Empresas familiares ameaçadas

A soberania dos cantões em matéria fiscal é defendida pela maioria burguesa do Parlamento, que é claramente contra a iniciativa. Os representantes de centro e de direita criticaram a retroatividade do imposto sobre as doações, considerada contrária ao direito vigente. A seu ver, a proposta da esquerda é iníqua. Uma pessoa que herda 1,99 milhão de francos não pagaria imposto algum enquanto outra que herdasse 2,1 milhões pagaria 525 mil de impostos. 

Riqueza em poucas mãos

Conforme dados do fisco federal, apenas 2% dos contribuintes possuem mais de 2 milhões de francos suíços (sem considerar os haveres acumulados na caixa de pensão).

1% da população detém 40% da riqueza nacional. Os 2% mais ricos detém 50%.

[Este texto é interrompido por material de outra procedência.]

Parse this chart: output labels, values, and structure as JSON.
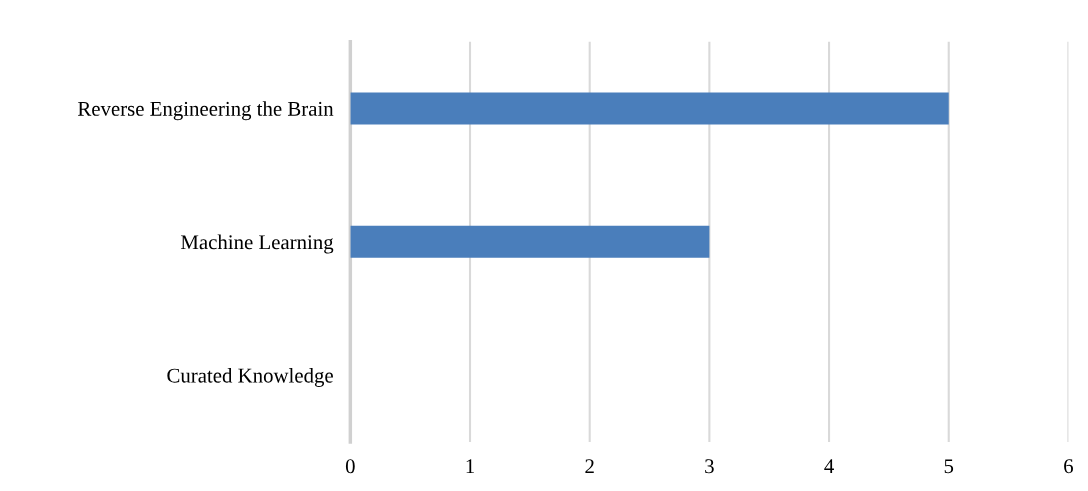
{
  "chart_data": {
    "type": "bar",
    "orientation": "horizontal",
    "categories": [
      "Reverse Engineering the Brain",
      "Machine Learning",
      "Curated Knowledge"
    ],
    "values": [
      5,
      3,
      0
    ],
    "color": "#4a7ebb",
    "xlim": [
      0,
      6
    ],
    "xticks": [
      0,
      1,
      2,
      3,
      4,
      5,
      6
    ],
    "grid": "x",
    "legend": false
  }
}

26% da população não têm patrimônio algum e 50% possuem menos de 50.000 francos suíços.

De acordo com a oposição, o novo imposto aumentaria a carga fiscal na Suíça,  comprometendo a praça econômica. “A Suíça está entre os poucos países europeus que aplicam ainda o imposto sobre o patrimônio. Se a iniciativa for aprovada pelos eleitores, deveremos suportar uma tripla imposição: imposto de renda, sobre o patrimônio e sobre as sucessões”, declara Jean-François Rime, deputado federal do Partido do Povo Suíço (SVP, na sigla em alemão).

Rime preside a União de Artes e Ofícios (USAM), que representa os interesses das pequenas e médias empresas e considera que a iniciativa ameaça o futuro de muitas empresas familiares. “A introdução de um alíquota de 20% aplicada aos descendentes diretos pode complicar muito as sucessões familiares. Para pagar o imposto, muitos herdeiros serão obrigados a vender a empresa ou deixar de fazer investimentos por muito tempo”.

Disparidade chocante

Jean Christophe Schwaab defende a iniciativa. “O texto indica claramente que a alíquota  de 20% será reduzida para aqueles que herdam as empresas ou fazendas e continuem a sua atividade durante pelo menos 10 anos. A tarifa deverá ser fixada na lei de aplicação. Vale lembrar que, se poucos países taxam o patrimônio e as sucessões, a carga fiscal na Suíça permanece uma das mais baixas da Europa.”

O deputado federal socialista acrescenta que “na Suíça a desigualdade é crescente e pode comprometer não somente a coesão social mas também o desenvolvimento econômico. Essa disparidade é ainda mais chocante em um país rico como o nosso, onde muitas pessoas que trabalham e muitas famílias precisam recorrer a ajuda social para fechar o mês. A iniciativa é particularmente equitativa porque pretende taxar apenas as sucessões milionárias para reforçar a aposentadoria mínima (AVS), a instituição social mais sólida e solidária da Suíça”.